9. Structure So it was about me not wanting to have to sit on the edge of the couch worrying while she was out till 2 a.m. with some hotshot driving a fast car, or me who did not want to sweat it while she went to Madison Square Garden at sixteen to watch a show that “everybody was allowed” to do. Bottom line, I was an embarrassment, “nobody else” has to do that, I was “overly protective”. Whatever, the tail did not wag the dog. She went into NYC for dance and vocal lessons at sixteen because I assessed it as being more low- risk than doing the town with a mob of exhilarated suburban teens. I am not sure how rational my thinking was, I didn’t care, I was the parent. I knew I was smarter and more experienced than kids who were not dry behind the ears. Once an adult living in NYC, she actually admitted to me that she was glad I had been the way I was, she was more cautious. I’m sure she never gets home till 2 a.m. these days but it’s her business now. Kids need structure and to have limits set for them because youth often cancels out judgment.
10. The Power of No You:”Did you tell the kids to go to bed, it’s 10?” Your Partner:“Yeah, but they didn’t go. I told them ten minutes ago to put the lights out.” You: “We gotta make them, you go.” Your Partner “No you go, I’m tired.” One would think after all these years of rules that bedtime would take. Hell no, it’s a constant battle. You need to win it, no cell phones in bed. Parental “No’s” must always be a victory for the parent. Equivocation will send the message that there is room for negotiation which is to be achieved by whining, ignoring you, or worse.
“James put the kitty down,” can’t be followed by “James, you need to put the kitty down because that hurts her and you wouldn’t want somebody holding you up by the leg now would you?” or “If you don’t put that cat down we are not going to the movies.” It needs to be “a look” followed by a sharp tone that lets James know that if he doesn’t put the cat down right now he’s going to be sorry.
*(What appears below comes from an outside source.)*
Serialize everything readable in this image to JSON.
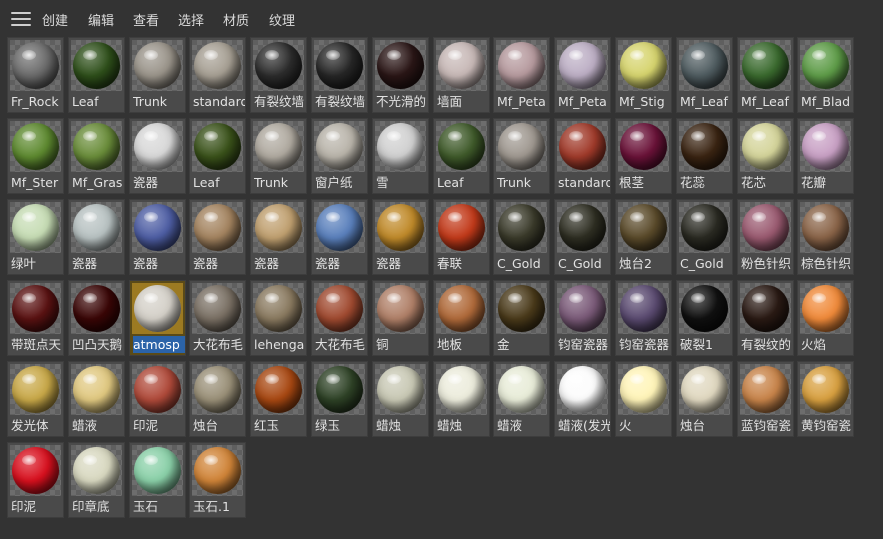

When I left work to raise my young children after a ten-year stimulating career, I felt as comfortable in the suburbs as a Bushman in Downtown Tokyo. It was hard, sometimes very boring, sometimes very lonely. I did the best I could which was often not good enough and I’m close enough to my kids as adults that they are permitted to remind me of this! “I’m obsessed with my weight because in fifth grade you made me get on the scale every Sunday.” “You’re the reason I’m afraid of things, did you need to tell us the details about kidnapped kids?” Well in retrospect sounds awful, but back then it was my way of trying to protect you. Expression of disbelief on their faces. The only guarantee in parenting is that we will make mistakes. Hopefully my mistakes and lessons learned can help you avoid some of the pitfalls. The parenting journey is one of the richest of life’s experiences and it helps to have some guidelines to help us navigate.